Namun demikian, masyarakat tetap membeli Pertalite sesuai harga yang telah ditetapkan Pemerintah karena adanya dukungan subsidi.
Pertamina Patra Niaga juga menjelaskan bahwa Pertamax merupakan BBM nonsubsidi yang harga jualnya mengikuti dinamika pasar. Namun, dalam pelaksanaannya Pertamina terus berkoordinasi dengan Pemerintah untuk menjaga stabilitas harga energi nasional.

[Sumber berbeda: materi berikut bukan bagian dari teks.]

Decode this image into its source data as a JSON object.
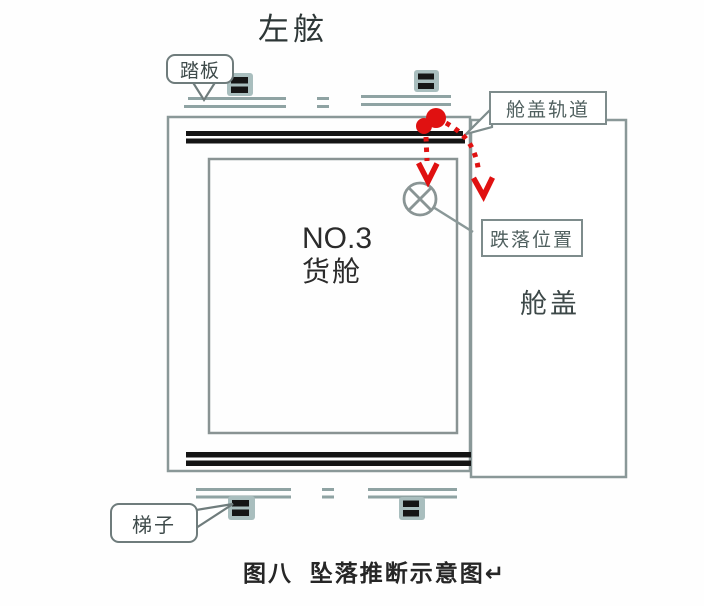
{
  "figure": {
    "orientation_label": "左舷",
    "cargo_hold": {
      "line1": "NO.3",
      "line2": "货舱"
    },
    "hatch_cover_label": "舱盖",
    "callouts": {
      "pedal": "踏板",
      "hatch_rail": "舱盖轨道",
      "fall_position": "跌落位置",
      "ladder": "梯子"
    },
    "caption": "图八  坠落推断示意图↵",
    "colors": {
      "diagram_line_gray": "#8a9898",
      "rail_black": "#141414",
      "trajectory_red": "#e01111"
    }
  }
}
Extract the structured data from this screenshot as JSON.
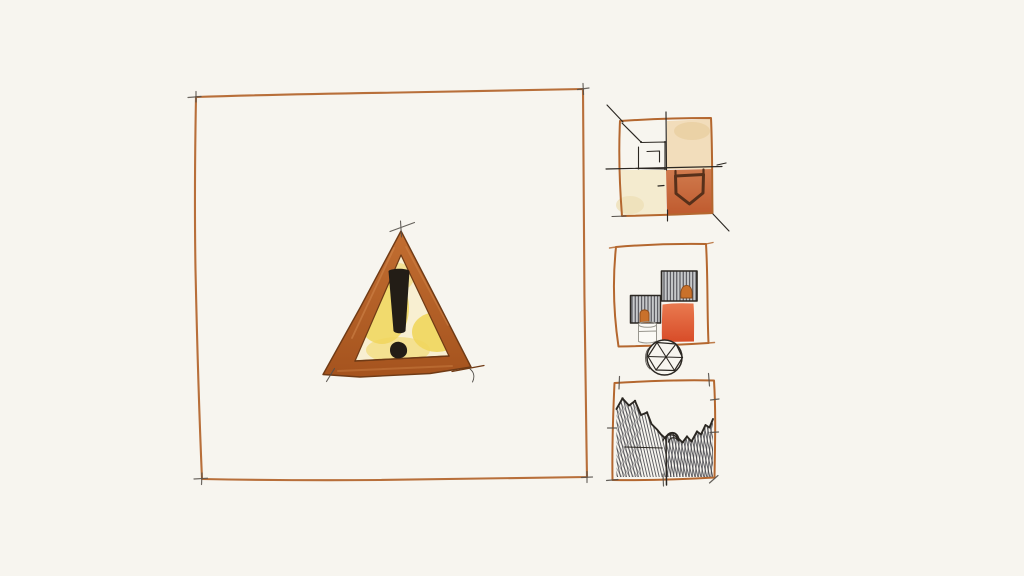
{
  "scene": {
    "label": "Hand-drawn ink and watercolor sketch of a warning sign with three study thumbnails",
    "panels": {
      "main": "Large framed panel with watercolor warning triangle and exclamation mark",
      "thumb1": "Quadrant study: peach and cream washes, squared spiral, terracotta block with shield outline",
      "thumb2": "Block study: two hatched squares with orange accents, red-orange block, cylinder, faceted sphere",
      "thumb3": "Terrain study: jagged ridge line with dense hatched valley fill"
    }
  },
  "icons": {
    "warning": "warning-triangle-icon",
    "exclamation": "exclamation-mark",
    "shield": "shield-outline-icon",
    "spiral": "spiral-square-icon",
    "sphere": "geodesic-sphere-icon"
  },
  "colors": {
    "paper": "#f7f5ef",
    "frame_orange": "#b4672f",
    "ink_black": "#2b2722",
    "graphite": "#55504a",
    "band_top": "#c26e31",
    "band_bottom": "#a5531e",
    "band_edge": "#6f3a15",
    "tri_fill": "#f8efd1",
    "tri_yellow": "#f0d65c",
    "excl": "#231d16",
    "wash_peach": "#f2ddbb",
    "peach_deep": "#ead0a4",
    "wash_cream": "#f4ebcf",
    "cream_deep": "#eee0b6",
    "terra_top": "#d07b4e",
    "terra_bottom": "#bf5a2e",
    "red_top": "#e97a50",
    "red_bottom": "#d84c28",
    "blob_orange": "#c9712b",
    "blob_edge": "#8d4d1c",
    "hatch_bg": "#c7c9cb",
    "hatch_line": "#3a3a40",
    "shield_dark": "#57301a",
    "cyl_gray": "#98968e"
  }
}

Bahkan, pada periode sebelumnya harga Pertamax sempat ditahan agar tidak mengalami kenaikan guna menjaga daya beli masyarakat dan mendukung kondisi perekonomian nasional.
Kenaikan harga Pertamax pada 10 Juni 2026 menjadi Rp16.250 per liter juga mempertimbangkan berbagai faktor, termasuk kondisi ekonomi, daya beli masyarakat, keberlanjutan fiskal pemerintah, serta keberlangsungan usaha.
Penyesuaian serupa juga dilakukan oleh badan usaha penyedia BBM lainnya. Meski demikian, harga jual yang berlaku saat ini belum sepenuhnya mengikuti harga keekonomian berdasarkan harga pasar internasional.